ドタバタかいご備忘録㉗ 嫉妬妄想

老人ホームでの母の問題行動はその後も続きました。

施設の冷蔵庫を勝手に開けるとか、

自分の物があるのに他の入居者さんのティッシュペーパーを

「これくらいいいでしょ」と言って使うなど、

周りの人に迷惑をかけることも目立ってきました。

ただ、記憶力は正常だったので、この頃はまだ認知症の症状とはみなされず、

「あなたのお母さんの頭の中は一体どうなっているんですか?」と言われてしまうことも

ありました。

 

そんなある日、決定的な事件が起きました。

当時、母にはボーイフレンドがおり、よく老人ホームを訪れてくれていました。

施設の方々も、準家族のようにとらえていて、

母の介護についてその方に相談することも増えていきました。

自分のいないところでケアマネージャーとボーイフレンドが話すことを

苦々しく思っていた母は、驚きの行動をとりました。

ケアマネージャーの自宅に電話をし、ご主人に向かって

「あなたの奥さんは、浮気をしています。
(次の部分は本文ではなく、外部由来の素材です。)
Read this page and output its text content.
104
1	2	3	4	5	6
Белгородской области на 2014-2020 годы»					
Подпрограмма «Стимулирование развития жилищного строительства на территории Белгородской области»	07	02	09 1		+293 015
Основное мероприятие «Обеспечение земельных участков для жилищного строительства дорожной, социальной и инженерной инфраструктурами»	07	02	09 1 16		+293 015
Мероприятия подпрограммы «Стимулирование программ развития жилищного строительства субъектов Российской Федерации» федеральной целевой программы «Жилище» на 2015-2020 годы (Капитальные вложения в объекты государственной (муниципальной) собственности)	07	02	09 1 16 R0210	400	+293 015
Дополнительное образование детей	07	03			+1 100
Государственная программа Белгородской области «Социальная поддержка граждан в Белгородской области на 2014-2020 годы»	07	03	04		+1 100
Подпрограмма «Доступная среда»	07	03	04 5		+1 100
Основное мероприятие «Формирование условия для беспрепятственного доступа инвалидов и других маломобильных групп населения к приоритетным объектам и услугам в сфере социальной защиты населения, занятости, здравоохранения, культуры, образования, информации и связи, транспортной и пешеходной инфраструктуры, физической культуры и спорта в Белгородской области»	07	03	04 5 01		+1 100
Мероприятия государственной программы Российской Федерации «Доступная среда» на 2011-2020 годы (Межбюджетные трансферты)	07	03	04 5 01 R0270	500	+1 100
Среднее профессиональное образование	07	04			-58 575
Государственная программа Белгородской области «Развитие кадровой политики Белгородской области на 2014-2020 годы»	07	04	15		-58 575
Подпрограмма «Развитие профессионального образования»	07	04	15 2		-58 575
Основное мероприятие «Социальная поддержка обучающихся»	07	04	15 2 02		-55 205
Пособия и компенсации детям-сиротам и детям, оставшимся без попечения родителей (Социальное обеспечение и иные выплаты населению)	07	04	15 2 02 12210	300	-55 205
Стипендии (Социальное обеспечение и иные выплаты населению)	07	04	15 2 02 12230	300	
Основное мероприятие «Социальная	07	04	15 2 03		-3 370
」と訴えたのです。

私は、恥ずかしいやら申し訳ないやらで、

この時ばかりは、施設に合わせる顔がないと思いました。

後で分かったことですが、この嫉妬も実は認知症からくるものでした。

認知症の症状の一つに「妄想」があり、

自分がどこにしまったかわからなくなった物を「盗まれた」と思いこむ物盗られ妄想や、

被害妄想、そしてこの嫉妬妄想などがあげられます。

しかし、それを理解していなかった私は、母に対して

「お母さんの事を真剣に考えてくれているのに、なぜ分からないの?

恩を仇で返すようなことをして信じられない!」と強く非難したのでした。

 

この頃から、母は、別の老人ホームへ移ることを考えるようになり、

自ら、新たな入居先を見つけてきました。

こうして、初めての老人ホームでの生活は、わずか数カ月で終わりを迎えたのです。